As far as crooning goes, Pharrell is at least as talented as all the R&B greats - which is what he was comparing to by alluding to Marvin Gaye. His work with Daft Punk is as stellar in production as any music I have heard in a very long time:

 If stealing from other people's music or borrowing it or whatever term you want to use is a cardinal sin that means rejection from the world of respectable music, then we're going to have to reject alot of music. Michael Jackson was no musical wizard - most of the songs on his most successful album, Thriller, was the work of Seattle's own Quincy Jones. The video for Thriller in fact was ripped pretty directly from an Indian musical that came out only years before:


 (If you look up Golimaar on Google, you'll get a 2010 copyright which is totally wrong. The film was made in the 70s and the video I uploaded post in 2006.) Likewise, Elvis and the Beatles are well known for "stealing" music from black creators. If you ask the average music fan about "Why Don't We Do It In The Road," they will bring up The White Album and not Chuck Berry. It's similar with Eric Clapton and Bob Marley. The Star Wars movies ripped off a whole bunch of movie serials and action movies from the 1930s-1950s. Quentin Tarantino borrowed the ideas of 1970s kung fu films and blaxploitation films to the point of having the stars of those films, like Pam Grier or Gordon Liu, enlisted in his movies.

 The best sampling I have ever heard in music (and Pharrell Williams' group is actually way less guilty of sampling than Kanye West or RZA) has been minute and not used the music sampled as the entire backdrop but instead as an element that carried through all of the music. Since we are talking about Marvin Gaye, a great example of this is the nine minute long "Modern Marvel" song by Mos Def - which drifts from acapella poetry reading style singing by Mos in to an equally long tribute to Marvin Gaye, asking very poignant questions about whether Marvin Gaye would be disappointed or pleased with the modern world.


 The sampling of Marvin in that song is subtle enough that it is really the equivalent of a back-up singer. Technology is such that it's far less expensive to sample something than to employ back-up singers. Mos has performed with live bands and recorded with them - he is not immune to "real" music. You could say that's laziness, sure, but technology does do that. My writing has stayed pretty dense even in a digital world but I often use links whereas, if I had been writing for a magazine twenty years ago, I would have had to include extensive references.

I think that the older music fans who heard the songs originally (like Marvin Gaye's "What's Going On?", which Mos Def sampled) should step out of their own zone for a little bit. For someone who is raised with certain songs, it may be disturbing to hear them chopped up by their children or grandchildren but it should surely beat no one hearing the songs ever again.

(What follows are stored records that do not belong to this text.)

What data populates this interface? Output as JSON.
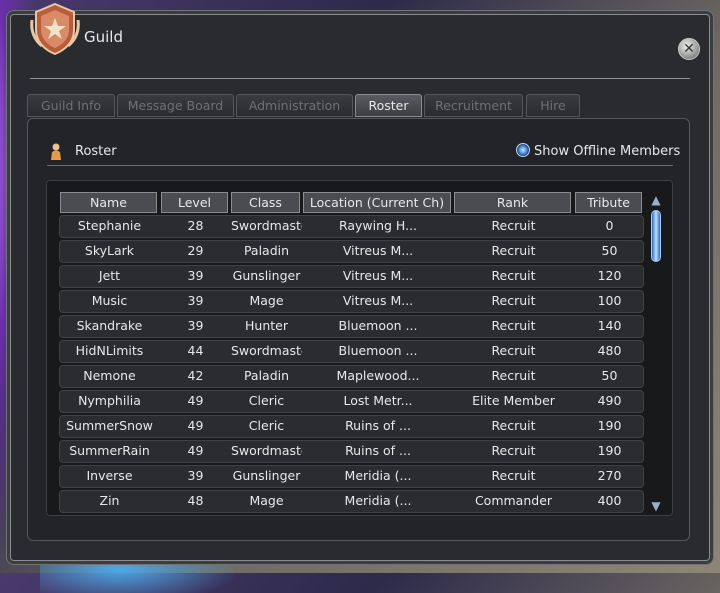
{
  "window": {
    "title": "Guild"
  },
  "tabs": [
    {
      "label": "Guild Info",
      "active": false
    },
    {
      "label": "Message Board",
      "active": false
    },
    {
      "label": "Administration",
      "active": false
    },
    {
      "label": "Roster",
      "active": true
    },
    {
      "label": "Recruitment",
      "active": false
    },
    {
      "label": "Hire",
      "active": false
    }
  ],
  "roster": {
    "label": "Roster",
    "offline_toggle": {
      "label": "Show Offline Members",
      "checked": true
    },
    "columns": [
      "Name",
      "Level",
      "Class",
      "Location (Current Ch)",
      "Rank",
      "Tribute"
    ],
    "rows": [
      [
        "Stephanie",
        "28",
        "Swordmaster",
        "Raywing H...",
        "Recruit",
        "0"
      ],
      [
        "SkyLark",
        "29",
        "Paladin",
        "Vitreus M...",
        "Recruit",
        "50"
      ],
      [
        "Jett",
        "39",
        "Gunslinger",
        "Vitreus M...",
        "Recruit",
        "120"
      ],
      [
        "Music",
        "39",
        "Mage",
        "Vitreus M...",
        "Recruit",
        "100"
      ],
      [
        "Skandrake",
        "39",
        "Hunter",
        "Bluemoon ...",
        "Recruit",
        "140"
      ],
      [
        "HidNLimits",
        "44",
        "Swordmaster",
        "Bluemoon ...",
        "Recruit",
        "480"
      ],
      [
        "Nemone",
        "42",
        "Paladin",
        "Maplewood...",
        "Recruit",
        "50"
      ],
      [
        "Nymphilia",
        "49",
        "Cleric",
        "Lost Metr...",
        "Elite Member",
        "490"
      ],
      [
        "SummerSnow",
        "49",
        "Cleric",
        "Ruins of ...",
        "Recruit",
        "190"
      ],
      [
        "SummerRain",
        "49",
        "Swordmaster",
        "Ruins of ...",
        "Recruit",
        "190"
      ],
      [
        "Inverse",
        "39",
        "Gunslinger",
        "Meridia (...",
        "Recruit",
        "270"
      ],
      [
        "Zin",
        "48",
        "Mage",
        "Meridia (...",
        "Commander",
        "400"
      ]
    ]
  },
  "icons": {
    "emblem": "guild-emblem-icon",
    "close": "close-icon",
    "roster": "person-icon",
    "scroll_up": "scroll-up-arrow-icon",
    "scroll_down": "scroll-down-arrow-icon"
  },
  "colors": {
    "text": "#e8e8e8",
    "accent": "#4a8ad6",
    "inactive_tab": "#6e7074"
  }
}
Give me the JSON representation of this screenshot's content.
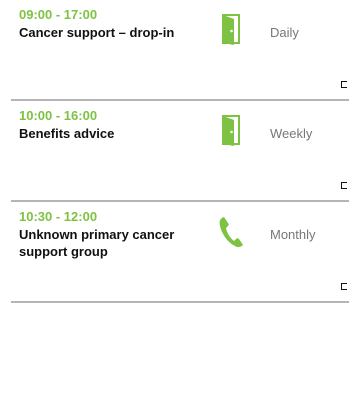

 Having been born about fifteen years after "What's Going On" came out, I am really not sure that I would have ever listened to the original if I had not first heard Mos Def's take on it - I listened to alot of Marvin afterwards. I would never have thought to listen to Marvin's deeper cuts like "Anger" if Mos Def hadn't been there first. Sampling, in moderation, isn't ripping off but instead may keep the music alive.